Annette era molto anziana, non poteva remare velocemente, forse ero riuscito a precederla.

Il camicione rosso emerse dall'oscurità, passando sotto il ponte.

Si trattava di una piccola chiatta monoposto, il livello del liquame appariva infatti piuttosto basso.

Saltai in acqua e bloccai con facilità la piccola imbarcazione. Il liquame non superava di molto le ginocchia.

Annette non fu particolarmente stupita di vedermi.

«Ho visto come mi guardavate... m'sieur...

Vi piacciono le vecchie?».

«Non tutte sono belle come voi, madame...».

Tirai in secco la barchetta e l'aiutai a scendere.

«È ora che ti sistemi, Annette.

Prendiamo una carrozza...».

«Ma m'sieur... non conosco nemmeno il vostro nome...».

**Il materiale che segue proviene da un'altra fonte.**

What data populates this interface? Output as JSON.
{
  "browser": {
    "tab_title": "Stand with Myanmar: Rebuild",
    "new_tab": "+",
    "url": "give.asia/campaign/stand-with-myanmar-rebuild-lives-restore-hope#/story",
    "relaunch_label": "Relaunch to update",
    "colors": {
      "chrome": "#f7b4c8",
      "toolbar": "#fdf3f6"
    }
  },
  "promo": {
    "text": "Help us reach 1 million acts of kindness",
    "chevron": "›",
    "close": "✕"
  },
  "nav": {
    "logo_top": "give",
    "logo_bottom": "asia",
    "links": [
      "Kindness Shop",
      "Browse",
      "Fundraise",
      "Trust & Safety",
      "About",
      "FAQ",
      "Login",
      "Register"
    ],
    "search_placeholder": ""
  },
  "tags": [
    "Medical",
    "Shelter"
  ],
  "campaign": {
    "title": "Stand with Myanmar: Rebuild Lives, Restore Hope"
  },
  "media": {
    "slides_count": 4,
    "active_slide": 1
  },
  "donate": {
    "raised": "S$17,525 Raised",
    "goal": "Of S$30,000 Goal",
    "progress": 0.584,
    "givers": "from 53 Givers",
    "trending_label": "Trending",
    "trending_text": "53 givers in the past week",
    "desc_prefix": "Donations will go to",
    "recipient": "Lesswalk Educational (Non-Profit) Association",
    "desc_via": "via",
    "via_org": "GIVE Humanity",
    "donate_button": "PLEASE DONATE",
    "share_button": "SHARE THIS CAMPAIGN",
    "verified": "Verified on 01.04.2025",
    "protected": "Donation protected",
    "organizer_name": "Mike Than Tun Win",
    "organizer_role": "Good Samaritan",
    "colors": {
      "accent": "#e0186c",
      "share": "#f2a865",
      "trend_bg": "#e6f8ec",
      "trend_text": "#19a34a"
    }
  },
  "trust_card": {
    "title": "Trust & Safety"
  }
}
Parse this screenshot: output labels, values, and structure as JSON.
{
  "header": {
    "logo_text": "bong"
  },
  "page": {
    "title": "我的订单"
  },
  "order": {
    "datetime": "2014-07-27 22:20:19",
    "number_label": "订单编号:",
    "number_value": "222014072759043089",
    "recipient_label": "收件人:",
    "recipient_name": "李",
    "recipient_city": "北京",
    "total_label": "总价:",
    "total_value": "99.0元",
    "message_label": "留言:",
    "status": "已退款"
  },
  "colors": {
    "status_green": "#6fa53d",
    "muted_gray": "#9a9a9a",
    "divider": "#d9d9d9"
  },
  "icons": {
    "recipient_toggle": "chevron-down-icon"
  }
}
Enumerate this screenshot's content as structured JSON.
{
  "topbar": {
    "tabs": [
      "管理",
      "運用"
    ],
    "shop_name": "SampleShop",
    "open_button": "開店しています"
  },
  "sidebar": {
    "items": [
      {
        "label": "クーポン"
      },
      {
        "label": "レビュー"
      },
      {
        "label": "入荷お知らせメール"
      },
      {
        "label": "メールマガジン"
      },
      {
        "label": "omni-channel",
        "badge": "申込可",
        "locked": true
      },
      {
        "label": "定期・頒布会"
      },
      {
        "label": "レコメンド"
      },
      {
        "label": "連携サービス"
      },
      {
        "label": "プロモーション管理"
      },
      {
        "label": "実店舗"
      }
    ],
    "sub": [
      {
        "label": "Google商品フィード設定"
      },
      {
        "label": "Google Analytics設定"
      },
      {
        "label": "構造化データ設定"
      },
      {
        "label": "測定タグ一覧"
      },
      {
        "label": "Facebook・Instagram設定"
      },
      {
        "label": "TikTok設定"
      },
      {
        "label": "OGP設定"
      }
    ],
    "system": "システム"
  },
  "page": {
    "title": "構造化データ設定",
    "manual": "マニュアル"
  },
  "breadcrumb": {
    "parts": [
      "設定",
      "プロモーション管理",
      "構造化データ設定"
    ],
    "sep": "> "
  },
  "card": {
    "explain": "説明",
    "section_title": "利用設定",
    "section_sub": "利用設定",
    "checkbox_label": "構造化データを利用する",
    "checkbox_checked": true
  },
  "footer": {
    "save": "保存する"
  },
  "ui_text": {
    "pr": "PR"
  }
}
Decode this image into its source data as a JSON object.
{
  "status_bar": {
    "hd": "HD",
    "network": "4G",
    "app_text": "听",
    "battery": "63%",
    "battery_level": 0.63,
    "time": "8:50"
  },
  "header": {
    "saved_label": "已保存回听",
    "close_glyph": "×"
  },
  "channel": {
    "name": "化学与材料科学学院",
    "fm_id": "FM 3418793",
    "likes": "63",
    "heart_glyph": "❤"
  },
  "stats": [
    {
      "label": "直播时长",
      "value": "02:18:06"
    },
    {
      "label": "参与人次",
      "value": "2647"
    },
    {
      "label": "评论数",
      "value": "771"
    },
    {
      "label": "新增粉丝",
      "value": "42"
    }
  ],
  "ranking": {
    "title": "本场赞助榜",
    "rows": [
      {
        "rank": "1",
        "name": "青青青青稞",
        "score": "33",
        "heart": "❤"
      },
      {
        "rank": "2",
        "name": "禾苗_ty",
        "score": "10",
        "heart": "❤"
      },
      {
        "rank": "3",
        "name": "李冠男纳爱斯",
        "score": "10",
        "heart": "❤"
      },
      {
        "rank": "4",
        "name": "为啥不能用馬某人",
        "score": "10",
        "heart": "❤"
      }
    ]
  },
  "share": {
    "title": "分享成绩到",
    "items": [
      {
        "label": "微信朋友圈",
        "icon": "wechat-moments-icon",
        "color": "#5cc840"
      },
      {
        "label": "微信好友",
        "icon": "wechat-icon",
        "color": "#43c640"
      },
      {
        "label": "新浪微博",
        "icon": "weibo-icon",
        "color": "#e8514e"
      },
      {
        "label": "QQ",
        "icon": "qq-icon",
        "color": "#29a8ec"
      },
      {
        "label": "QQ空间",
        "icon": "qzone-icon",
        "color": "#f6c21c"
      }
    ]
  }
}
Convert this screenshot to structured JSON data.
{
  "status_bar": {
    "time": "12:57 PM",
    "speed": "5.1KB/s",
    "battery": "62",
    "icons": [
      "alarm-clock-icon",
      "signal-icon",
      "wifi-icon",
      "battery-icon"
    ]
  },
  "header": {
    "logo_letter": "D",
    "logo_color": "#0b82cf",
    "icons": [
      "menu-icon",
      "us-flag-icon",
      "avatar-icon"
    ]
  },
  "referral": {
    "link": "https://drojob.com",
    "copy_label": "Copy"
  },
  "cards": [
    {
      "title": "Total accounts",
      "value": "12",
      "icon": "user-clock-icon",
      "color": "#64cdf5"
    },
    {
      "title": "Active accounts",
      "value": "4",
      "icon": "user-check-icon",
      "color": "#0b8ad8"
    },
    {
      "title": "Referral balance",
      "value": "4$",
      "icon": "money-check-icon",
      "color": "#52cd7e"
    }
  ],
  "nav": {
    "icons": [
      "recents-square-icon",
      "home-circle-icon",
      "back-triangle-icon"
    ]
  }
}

«Abraham... Abraham Stoker...

Con una pelliccia addosso, nessuno ti chiederà l'età.
Ungerai la pelle con olio cosmetico: sarai una donna matura, ma ancora piacente.
Io farò crescere la barba e sembreremo un coppia normale, prenderemo in giro tutti...».
«Ma m'sieur... io non sono eterna come voi pensate...».
«Con me lo diventerai...».

Non mi feci più vivo con Alice.

Da allora sto bene con la mia donna, Annette Frazeur, l'Ancienne Déboutonnée; l'ho fatta pure lavorare; piace sempre; il suo camicione sbottonato fino allo stomaco e la pancia grassa, bella gonfia, da vecchia sorcona, sono trappole per topi; spendono tanti soldi per averla.

Non mi sono mai troppo preoccupato dei suoi anni, anche se adesso sono diventati veramente tanti, e comincio ad avere paura, perché è malandata e stanca.

Ma non sono sazio; e nemmeno lei.

Festeggiamo il nostro decennale con questo racconto e tiriamo avanti, senza smettere di lavorare, perché la vogliono in tanti.